Crosby attended the Penguins’ off-day practice Monday, but there still wasn’t any word whether he might be closer to returning—or if his season has ended.
Whether it was because Crosby was hurt, or any possible regrets about the Savard hit, Cooke has appeared to be more cognizant of not delivering head-high hits, saying he has pulled away from hits he once would have made. Last month, coach Dan Bylsma said Cooke has been called to his office multiple times for not finishing hits.
“But, the way he can make an opponent think when he’s on the ice, he’s great to have on our side,” Penguins forward Pascal Dupuis said. “I played against him for seven years before being a teammate of his and obviously hated him.
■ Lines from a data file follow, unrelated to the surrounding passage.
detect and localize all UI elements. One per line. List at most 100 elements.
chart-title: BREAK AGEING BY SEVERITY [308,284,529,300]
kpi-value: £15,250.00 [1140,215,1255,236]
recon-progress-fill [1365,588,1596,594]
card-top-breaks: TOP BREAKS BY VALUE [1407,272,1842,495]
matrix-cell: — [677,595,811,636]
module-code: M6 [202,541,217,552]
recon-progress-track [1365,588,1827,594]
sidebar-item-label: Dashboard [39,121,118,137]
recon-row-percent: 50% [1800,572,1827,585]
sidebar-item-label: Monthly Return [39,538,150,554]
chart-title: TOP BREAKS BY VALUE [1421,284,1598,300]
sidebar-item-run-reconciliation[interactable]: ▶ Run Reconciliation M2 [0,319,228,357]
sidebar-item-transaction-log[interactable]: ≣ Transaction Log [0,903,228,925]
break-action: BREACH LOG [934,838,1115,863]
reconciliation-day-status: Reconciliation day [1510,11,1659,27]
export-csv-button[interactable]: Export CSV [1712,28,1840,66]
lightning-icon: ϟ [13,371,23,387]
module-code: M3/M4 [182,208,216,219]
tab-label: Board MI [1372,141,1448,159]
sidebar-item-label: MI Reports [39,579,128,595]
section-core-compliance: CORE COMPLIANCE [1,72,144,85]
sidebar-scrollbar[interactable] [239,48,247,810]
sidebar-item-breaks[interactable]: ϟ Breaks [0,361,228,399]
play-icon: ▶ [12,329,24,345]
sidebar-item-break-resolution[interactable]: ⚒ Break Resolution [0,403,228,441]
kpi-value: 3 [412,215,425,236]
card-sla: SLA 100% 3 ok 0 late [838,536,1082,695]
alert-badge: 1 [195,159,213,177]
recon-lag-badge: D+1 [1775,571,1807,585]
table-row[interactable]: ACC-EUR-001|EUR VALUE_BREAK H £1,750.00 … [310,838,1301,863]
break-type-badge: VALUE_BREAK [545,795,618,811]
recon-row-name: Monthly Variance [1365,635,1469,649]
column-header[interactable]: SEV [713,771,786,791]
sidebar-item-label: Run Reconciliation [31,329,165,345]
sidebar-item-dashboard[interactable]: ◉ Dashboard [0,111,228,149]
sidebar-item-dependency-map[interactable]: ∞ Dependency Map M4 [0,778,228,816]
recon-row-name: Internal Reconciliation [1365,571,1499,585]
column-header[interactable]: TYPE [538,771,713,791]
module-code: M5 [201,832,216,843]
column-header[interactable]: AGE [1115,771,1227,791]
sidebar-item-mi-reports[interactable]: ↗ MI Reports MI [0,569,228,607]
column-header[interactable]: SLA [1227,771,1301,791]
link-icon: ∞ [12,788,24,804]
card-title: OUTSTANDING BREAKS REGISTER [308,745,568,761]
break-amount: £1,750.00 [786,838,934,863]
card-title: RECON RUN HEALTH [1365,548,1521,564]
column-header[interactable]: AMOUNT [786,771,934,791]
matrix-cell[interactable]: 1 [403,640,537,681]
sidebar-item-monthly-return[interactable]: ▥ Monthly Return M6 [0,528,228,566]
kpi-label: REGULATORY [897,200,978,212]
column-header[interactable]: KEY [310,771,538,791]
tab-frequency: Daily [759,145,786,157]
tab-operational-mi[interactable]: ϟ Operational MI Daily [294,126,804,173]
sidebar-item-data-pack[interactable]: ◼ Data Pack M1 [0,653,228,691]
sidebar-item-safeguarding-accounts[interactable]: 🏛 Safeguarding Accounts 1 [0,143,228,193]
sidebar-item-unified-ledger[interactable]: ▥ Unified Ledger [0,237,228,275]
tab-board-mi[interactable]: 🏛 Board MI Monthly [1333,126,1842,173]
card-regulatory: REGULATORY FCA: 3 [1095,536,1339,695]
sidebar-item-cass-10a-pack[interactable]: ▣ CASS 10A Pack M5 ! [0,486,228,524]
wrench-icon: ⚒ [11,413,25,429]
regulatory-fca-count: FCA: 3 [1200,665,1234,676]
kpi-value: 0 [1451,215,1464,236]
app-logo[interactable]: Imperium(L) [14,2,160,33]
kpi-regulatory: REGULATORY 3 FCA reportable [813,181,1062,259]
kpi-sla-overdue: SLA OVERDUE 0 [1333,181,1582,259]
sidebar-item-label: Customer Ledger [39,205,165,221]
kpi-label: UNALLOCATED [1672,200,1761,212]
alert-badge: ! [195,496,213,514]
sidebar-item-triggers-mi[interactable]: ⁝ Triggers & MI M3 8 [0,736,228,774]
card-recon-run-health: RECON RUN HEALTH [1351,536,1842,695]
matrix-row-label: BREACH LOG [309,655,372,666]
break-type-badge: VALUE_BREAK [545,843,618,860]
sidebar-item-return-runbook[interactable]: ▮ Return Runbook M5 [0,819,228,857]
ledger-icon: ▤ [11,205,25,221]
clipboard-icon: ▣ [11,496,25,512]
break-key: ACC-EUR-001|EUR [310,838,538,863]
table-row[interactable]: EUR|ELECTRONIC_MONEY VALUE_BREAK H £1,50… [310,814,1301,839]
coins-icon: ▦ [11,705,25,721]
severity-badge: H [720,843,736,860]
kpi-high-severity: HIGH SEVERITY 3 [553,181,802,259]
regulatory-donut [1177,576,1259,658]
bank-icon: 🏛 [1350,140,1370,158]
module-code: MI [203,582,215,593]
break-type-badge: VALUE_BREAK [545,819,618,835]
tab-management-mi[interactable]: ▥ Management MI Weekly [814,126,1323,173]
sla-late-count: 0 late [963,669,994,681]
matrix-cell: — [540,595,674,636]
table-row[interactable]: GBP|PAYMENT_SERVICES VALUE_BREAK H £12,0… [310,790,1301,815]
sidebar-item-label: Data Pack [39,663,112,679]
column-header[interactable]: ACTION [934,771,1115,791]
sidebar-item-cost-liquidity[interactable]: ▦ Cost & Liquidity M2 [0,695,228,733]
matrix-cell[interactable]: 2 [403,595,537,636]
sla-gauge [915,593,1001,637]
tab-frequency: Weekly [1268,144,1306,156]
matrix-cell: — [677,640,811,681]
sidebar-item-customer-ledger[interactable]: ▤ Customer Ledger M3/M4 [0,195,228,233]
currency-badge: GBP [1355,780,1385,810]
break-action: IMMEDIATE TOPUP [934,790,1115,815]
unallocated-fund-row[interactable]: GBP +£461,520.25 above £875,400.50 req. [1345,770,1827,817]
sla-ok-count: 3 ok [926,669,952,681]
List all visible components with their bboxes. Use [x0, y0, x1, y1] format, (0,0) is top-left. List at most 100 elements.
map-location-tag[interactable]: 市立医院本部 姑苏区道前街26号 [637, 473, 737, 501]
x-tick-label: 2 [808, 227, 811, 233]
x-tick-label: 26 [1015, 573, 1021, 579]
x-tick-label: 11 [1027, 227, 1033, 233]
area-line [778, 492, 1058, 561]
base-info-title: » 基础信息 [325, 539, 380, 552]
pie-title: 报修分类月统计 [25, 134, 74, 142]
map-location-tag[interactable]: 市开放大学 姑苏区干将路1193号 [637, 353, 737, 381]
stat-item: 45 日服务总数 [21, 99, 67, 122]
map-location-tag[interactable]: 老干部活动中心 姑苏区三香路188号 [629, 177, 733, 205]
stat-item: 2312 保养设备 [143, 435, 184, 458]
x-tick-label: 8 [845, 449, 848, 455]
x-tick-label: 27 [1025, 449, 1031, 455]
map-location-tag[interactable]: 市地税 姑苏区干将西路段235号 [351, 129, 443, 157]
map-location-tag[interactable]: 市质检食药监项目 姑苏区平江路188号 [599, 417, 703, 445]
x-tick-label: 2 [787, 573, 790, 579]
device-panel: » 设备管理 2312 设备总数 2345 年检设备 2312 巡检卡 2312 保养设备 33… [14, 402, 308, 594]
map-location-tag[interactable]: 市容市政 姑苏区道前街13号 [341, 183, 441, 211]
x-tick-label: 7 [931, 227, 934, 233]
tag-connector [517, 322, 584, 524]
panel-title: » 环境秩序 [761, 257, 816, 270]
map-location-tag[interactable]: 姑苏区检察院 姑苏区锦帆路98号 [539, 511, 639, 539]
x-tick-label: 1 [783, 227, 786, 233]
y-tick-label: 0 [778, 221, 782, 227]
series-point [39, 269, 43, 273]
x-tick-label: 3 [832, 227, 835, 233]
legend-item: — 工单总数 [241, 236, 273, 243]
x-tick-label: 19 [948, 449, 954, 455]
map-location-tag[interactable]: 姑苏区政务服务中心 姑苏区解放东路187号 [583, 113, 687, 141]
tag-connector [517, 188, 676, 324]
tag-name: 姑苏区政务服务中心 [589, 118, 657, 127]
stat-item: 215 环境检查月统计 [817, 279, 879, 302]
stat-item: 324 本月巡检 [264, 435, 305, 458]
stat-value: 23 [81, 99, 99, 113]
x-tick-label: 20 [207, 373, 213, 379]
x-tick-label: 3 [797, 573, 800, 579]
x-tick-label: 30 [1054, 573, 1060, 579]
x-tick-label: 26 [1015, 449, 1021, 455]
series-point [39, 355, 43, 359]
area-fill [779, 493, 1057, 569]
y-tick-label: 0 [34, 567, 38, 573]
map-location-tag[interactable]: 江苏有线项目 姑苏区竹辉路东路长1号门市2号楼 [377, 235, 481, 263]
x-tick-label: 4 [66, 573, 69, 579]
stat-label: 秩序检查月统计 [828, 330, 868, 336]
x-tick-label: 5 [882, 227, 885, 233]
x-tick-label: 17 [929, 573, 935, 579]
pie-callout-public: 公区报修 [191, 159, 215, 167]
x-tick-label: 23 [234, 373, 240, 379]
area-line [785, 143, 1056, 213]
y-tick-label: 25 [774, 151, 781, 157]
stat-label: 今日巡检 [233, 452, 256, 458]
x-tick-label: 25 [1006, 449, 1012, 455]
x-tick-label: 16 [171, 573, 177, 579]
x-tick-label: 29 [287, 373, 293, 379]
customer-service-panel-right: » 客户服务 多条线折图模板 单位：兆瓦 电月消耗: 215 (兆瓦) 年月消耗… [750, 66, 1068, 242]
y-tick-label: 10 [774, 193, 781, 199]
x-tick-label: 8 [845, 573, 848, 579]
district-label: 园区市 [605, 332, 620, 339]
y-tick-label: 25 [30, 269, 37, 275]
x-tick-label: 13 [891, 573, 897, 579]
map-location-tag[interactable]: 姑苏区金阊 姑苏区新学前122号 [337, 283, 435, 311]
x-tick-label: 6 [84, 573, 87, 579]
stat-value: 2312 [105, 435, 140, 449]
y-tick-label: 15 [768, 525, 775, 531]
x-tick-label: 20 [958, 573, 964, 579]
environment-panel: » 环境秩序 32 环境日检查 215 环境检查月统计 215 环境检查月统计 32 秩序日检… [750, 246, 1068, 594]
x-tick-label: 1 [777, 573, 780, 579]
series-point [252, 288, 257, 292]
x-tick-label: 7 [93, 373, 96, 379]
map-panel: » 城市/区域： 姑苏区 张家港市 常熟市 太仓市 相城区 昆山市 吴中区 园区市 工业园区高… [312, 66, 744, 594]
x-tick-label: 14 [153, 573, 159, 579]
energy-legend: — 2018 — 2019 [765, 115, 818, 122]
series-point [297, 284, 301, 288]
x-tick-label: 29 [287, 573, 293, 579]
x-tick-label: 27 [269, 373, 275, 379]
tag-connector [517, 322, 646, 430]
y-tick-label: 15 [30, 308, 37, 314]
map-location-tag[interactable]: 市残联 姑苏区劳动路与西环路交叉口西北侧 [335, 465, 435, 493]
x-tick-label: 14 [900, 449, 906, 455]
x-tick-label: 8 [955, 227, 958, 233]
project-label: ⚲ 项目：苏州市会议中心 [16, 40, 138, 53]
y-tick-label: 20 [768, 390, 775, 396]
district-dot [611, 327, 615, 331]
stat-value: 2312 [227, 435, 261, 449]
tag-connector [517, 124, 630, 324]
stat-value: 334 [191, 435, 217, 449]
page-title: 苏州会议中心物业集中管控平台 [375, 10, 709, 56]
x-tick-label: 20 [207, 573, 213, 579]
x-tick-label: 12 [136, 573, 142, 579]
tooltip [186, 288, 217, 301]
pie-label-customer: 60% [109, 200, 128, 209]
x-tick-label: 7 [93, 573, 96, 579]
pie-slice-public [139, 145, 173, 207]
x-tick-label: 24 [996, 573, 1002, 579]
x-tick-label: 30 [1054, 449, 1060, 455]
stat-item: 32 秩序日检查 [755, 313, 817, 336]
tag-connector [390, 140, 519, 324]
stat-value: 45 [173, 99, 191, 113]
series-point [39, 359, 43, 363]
He’s real effective at his game.”
Penguins defenceman Matt Niskanen has changed his opinion of Cooke since being traded from Dallas to Pittsburgh last month. Cooke, who has 11 goals and 17 assists in 62 games, has shown Niskanen more of an offensive touch than he expected, although Cooke has only three goals in 24 games.
“I like him now. He’s a real agitator, a thorn-in-your-side kind of guy, hard to play against,” Niskanen said. “He’s going to be a factor in most games. He’s one of those guys you love to have on your team, but he’s a pain in the butt to play against.”